‘The Imaginarium of Doctor Parnassus’

Film Critic

“The Imaginarium of Doctor Parnassus” is as unusual and idiosyncratic as its one-of-a-kind title. You’d expect no less from Terry Gilliam, and admirers of this singular filmmaker will be pleased to know that “Imaginarium” is one of his most original and accessible works.

A member of the Monty Python troupe, Gilliam is nothing if not audacious; witness earlier films such as “Brazil,” “Time Bandits” and “Twelve Monkeys.” Here he applies his fantastic and fantastical imagination to a visually dazzling tale of combat for men’s souls. “This is my ‘Fanny and Alexander,’ my ‘Amarcord,’ ” Gilliam said when the film premiered at Cannes. “I went back to the things I’m really good at.”

Though “Imaginarium’s” head-spinning plot, part metaphysical allegory, part knockabout farce, resists easy summation, the film, co-written by Charles McKeown, has a back story no one is likely to forget. When actor Heath Ledger died, this was the project he left half-finished. And it would have stayed that way if colleagues Johnny Depp, Jude Law and Colin Farrell had not pitched in to finish it so seamlessly that Gilliam says one of the postproduction people assumed it had been written this way.

Ledger was attracted to the role of Tony -- a hustler of uncertain morality -- by an unplanned glimpse of the storyboards Gilliam and his team dreamed up. From the film’s opening images of a ramshackle horse-drawn show wagon as old as time moving slowly through modern London, the script lives up to the dialogue line that serves as its motto: “This world we live in is full of enchantment for those with the eyes to see it.”

That wagon is the domain of Dr. Parnassus (a letter-perfect Christopher Plummer), an ancient, far-seeing shaman who runs this traveling show with the help of young assistant Anton (Andrew Garfield), a sarcastic dwarf named Percy (Verne Troyer) and the doctor’s beautiful daughter, Valentina (Lily Cole).

The heart of the doctor’s show is a magic mirror that allows those who go through it to experience another dimension of their own minds. Once inside, people choose for good or evil, opting for -- to give one example -- either the difficult but rewarding heights of Mt. Parnassus or the easy pleasures of Mr. Nick’s Lounge Bar. As the doctor angrily puts it when asked what he’s playing at, “We don’t play, what we do is deadly serious,” which means nothing less than the eternal battle with the devil for the spirit of man.

This being a Gilliam film, the devil is no theological concept; he is the very real Mr. Nick, played with fiendish panache by Tom Waits (“He was born for the part,” Gilliam says) and looking, in his bow tie, bowler hat and pencil-thin mustache, very much like a gambler in a cheap suit.

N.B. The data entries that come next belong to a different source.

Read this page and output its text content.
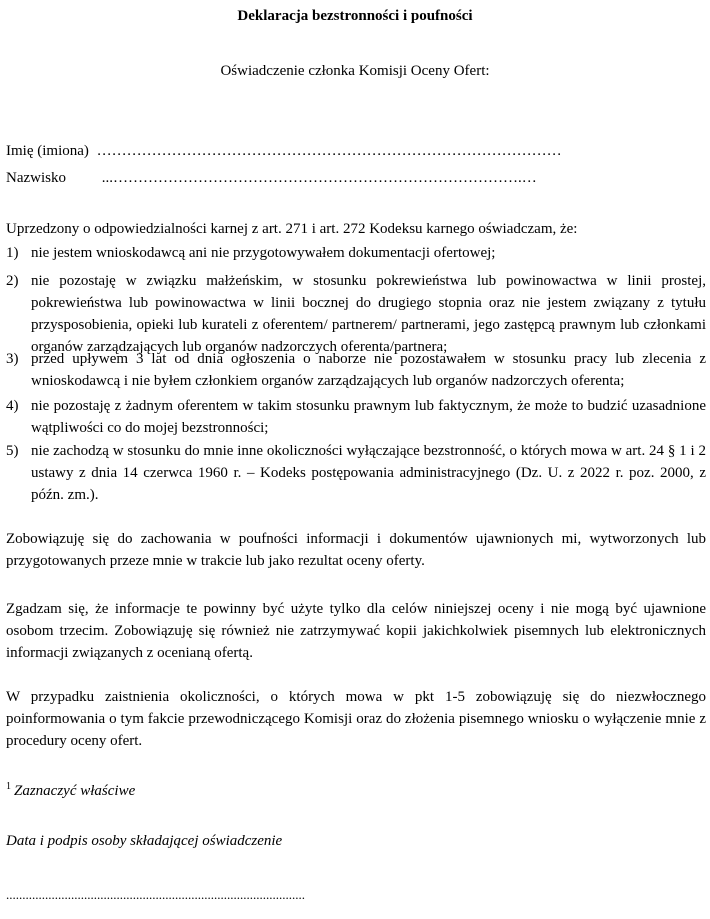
Deklaracja bezstronności i poufności
Oświadczenie członka Komisji Oceny Ofert:
Imię (imiona) …………………………………………………………………………………
Nazwisko ...……………………………………………………………………….…
Uprzedzony o odpowiedzialności karnej z art. 271 i art. 272 Kodeksu karnego oświadczam, że:
1) nie jestem wnioskodawcą ani nie przygotowywałem dokumentacji ofertowej;
2) nie pozostaję w związku małżeńskim, w stosunku pokrewieństwa lub powinowactwa w linii prostej, pokrewieństwa lub powinowactwa w linii bocznej do drugiego stopnia oraz nie jestem związany z tytułu przysposobienia, opieki lub kurateli z oferentem/ partnerem/ partnerami, jego zastępcą prawnym lub członkami organów zarządzających lub organów nadzorczych oferenta/partnera;
3) przed upływem 3 lat od dnia ogłoszenia o naborze nie pozostawałem w stosunku pracy lub zlecenia z wnioskodawcą i nie byłem członkiem organów zarządzających lub organów nadzorczych oferenta;
4) nie pozostaję z żadnym oferentem w takim stosunku prawnym lub faktycznym, że może to budzić uzasadnione wątpliwości co do mojej bezstronności;
5) nie zachodzą w stosunku do mnie inne okoliczności wyłączające bezstronność, o których mowa w art. 24 § 1 i 2 ustawy z dnia 14 czerwca 1960 r. – Kodeks postępowania administracyjnego (Dz. U. z 2022 r. poz. 2000, z późn. zm.).
Zobowiązuję się do zachowania w poufności informacji i dokumentów ujawnionych mi, wytworzonych lub przygotowanych przeze mnie w trakcie lub jako rezultat oceny oferty.
Zgadzam się, że informacje te powinny być użyte tylko dla celów niniejszej oceny i nie mogą być ujawnione osobom trzecim. Zobowiązuję się również nie zatrzymywać kopii jakichkolwiek pisemnych lub elektronicznych informacji związanych z ocenianą ofertą.
W przypadku zaistnienia okoliczności, o których mowa w pkt 1-5 zobowiązuję się do niezwłocznego poinformowania o tym fakcie przewodniczącego Komisji oraz do złożenia pisemnego wniosku o wyłączenie mnie z procedury oceny ofert.
$^1$ Zaznaczyć właściwe
Data i podpis osoby składającej oświadczenie
............................................................................................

In fact, Mr. Nick loves a bet more than anything, and the past thousand years or so have been a series of wagers with the ever-gullible Doctor P.

The result of one particularly painful loss has meant that the doctor has to give up his beloved Valentina on her 16th birthday, which is only a few days away.

At the last minute, the action-seeking Mr. Nick proposes yet another bet: First person to win five souls gets to keep Valentina. The appearance of Ledger’s Tony and his gift of gab give Parnassus new hope, but Mr. Nick, who is the devil after all, has no end of tricks up his sleeve.

When Ledger died, Gilliam’s first thought was to abandon the film, but he was prevailed upon by his team to continue. As it turned out, what was left to shoot was a series of sequences of Tony behind the mirror, so once Gilliam tinkered with the script to make it clear that people physically change when they go through the glass, everything fell beautifully into place.

As he did in “The Dark Knight,” Ledger displays a real zest for his morally challenged character, but the most entertaining acting is the back and forth between Waits and Plummer as the personifications of a personal battle between good and evil that has been going on for close to forever.

The real star of any Terry Gilliam film, of course, is the director and his unparalleled imagination. Nothing is neat and tidy in “The Imaginarium of Dr. Parnassus,” and the film itself advises, “Don’t worry if you don’t understand it all immediately.” But if you are looking for pure mad fantasy, for someone to take you through the doors of perception themselves, this is the place to go.